Sommige positieve partities mogelijk worden gedetecteerd in de NTC. Om te voorkomen dat een besmetting van de DNA-sjablonen, de Bank schoon te houden en, indien mogelijk, het maken van een schone ruimte met een ventilator filter eenheid. Als een van de DNA-sjablonen vermoed wordt, grondig reinigen van de ruimte en/of verwijderen van de gebruikte reagentia. Daarentegen, als de positieve partities van het referentie-allel niet in de aanwezigheid van gDNA gevonden zijn, bevestigen de concentraties van de gDNA, inleidingen en sondes. Met name werden de inleidingen gebruikt in een lagere concentratie in het representatieve experiment, in vergelijking met conventionele PCR (tabel 1)12. Het is ook cruciaal voor het bevestigen van de oprit tarief, die bijna nooit wordt gewijzigd in conventionele PCR.

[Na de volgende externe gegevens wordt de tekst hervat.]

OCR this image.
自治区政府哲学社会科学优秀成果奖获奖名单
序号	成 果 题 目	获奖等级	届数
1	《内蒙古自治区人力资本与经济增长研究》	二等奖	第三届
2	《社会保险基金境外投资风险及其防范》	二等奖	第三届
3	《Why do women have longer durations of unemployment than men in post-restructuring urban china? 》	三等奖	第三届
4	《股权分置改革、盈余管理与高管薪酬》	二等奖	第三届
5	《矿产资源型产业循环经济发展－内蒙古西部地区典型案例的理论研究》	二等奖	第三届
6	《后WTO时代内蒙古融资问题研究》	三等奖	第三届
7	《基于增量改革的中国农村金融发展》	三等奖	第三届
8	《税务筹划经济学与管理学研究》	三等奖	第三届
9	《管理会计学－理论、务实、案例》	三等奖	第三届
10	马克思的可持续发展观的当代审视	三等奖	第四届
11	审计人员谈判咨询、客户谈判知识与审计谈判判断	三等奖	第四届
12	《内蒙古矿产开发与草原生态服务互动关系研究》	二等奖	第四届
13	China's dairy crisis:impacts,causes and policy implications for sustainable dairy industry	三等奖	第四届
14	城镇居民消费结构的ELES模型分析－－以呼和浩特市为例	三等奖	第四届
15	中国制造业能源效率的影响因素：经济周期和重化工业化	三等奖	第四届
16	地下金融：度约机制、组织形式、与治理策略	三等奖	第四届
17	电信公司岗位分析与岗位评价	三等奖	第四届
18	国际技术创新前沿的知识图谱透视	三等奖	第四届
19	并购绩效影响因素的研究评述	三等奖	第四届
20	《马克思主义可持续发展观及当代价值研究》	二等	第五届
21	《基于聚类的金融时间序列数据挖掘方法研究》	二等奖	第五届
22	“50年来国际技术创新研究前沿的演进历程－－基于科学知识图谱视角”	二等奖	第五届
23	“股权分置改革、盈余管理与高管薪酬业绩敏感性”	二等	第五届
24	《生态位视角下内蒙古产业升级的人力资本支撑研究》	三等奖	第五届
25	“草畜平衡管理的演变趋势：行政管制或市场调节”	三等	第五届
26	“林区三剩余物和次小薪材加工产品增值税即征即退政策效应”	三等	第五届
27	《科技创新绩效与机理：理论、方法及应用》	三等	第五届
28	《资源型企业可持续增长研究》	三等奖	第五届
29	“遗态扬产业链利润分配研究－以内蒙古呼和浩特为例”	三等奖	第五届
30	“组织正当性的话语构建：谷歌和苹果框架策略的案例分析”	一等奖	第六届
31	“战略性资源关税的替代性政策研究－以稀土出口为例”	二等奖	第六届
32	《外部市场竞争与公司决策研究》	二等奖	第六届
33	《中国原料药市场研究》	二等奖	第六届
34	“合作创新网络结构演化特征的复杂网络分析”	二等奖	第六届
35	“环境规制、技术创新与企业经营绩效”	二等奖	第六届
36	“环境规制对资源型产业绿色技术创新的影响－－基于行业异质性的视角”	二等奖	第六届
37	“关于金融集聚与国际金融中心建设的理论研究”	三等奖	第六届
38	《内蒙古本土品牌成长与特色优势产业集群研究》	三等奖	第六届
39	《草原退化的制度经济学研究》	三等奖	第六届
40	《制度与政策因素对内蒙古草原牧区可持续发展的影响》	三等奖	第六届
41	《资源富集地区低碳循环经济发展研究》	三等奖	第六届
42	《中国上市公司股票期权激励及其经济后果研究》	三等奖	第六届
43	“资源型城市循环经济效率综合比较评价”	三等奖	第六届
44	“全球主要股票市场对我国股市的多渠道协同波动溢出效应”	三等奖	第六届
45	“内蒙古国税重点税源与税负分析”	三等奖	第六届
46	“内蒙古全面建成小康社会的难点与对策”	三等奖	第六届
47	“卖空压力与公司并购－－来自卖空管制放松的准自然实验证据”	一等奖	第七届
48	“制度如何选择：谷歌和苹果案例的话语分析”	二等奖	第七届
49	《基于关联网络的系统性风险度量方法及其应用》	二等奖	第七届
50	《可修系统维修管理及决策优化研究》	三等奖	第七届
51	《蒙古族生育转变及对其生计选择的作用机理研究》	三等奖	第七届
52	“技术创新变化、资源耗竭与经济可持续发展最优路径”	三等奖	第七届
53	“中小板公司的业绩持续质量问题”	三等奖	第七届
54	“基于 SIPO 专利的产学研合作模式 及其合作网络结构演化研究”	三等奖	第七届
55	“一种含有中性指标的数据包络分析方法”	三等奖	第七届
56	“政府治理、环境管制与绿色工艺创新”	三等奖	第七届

Wat dPCR met de chip-in-a-tube formaat uniek maakt is het partitioneren van de PCR-mix binnen de universele 8-buis strip8,13. Een overdracht van de partitionering kamers in een PCR-buis is niet verplicht in dit systeem, waardoor het risico op besmetting. Er is ook een voordeel in het dPCR systeem met chip-in-a-tube formaat; duurt het < 4 h tot finish 96 testen in dat systeem van dPCR, terwijl het duurt ten minste 5 uur tot finish hetzelfde aantal testen in druppel gebaseerde dPCR14. De universele 8-buis strip maakt bovendien het gebruik van een conventionele thermische cycler, in tegenstelling tot een andere chip gebaseerde dPCR15, waarvoor een thermische cycler met een platte blok. Ook kunnen de opgebouwde kennis en reagentia voor conventionele PCR worden toegepast op het systeem van de dPCR. Dit is nuttig voor het uitbreiden van de toepassingen van dPCR.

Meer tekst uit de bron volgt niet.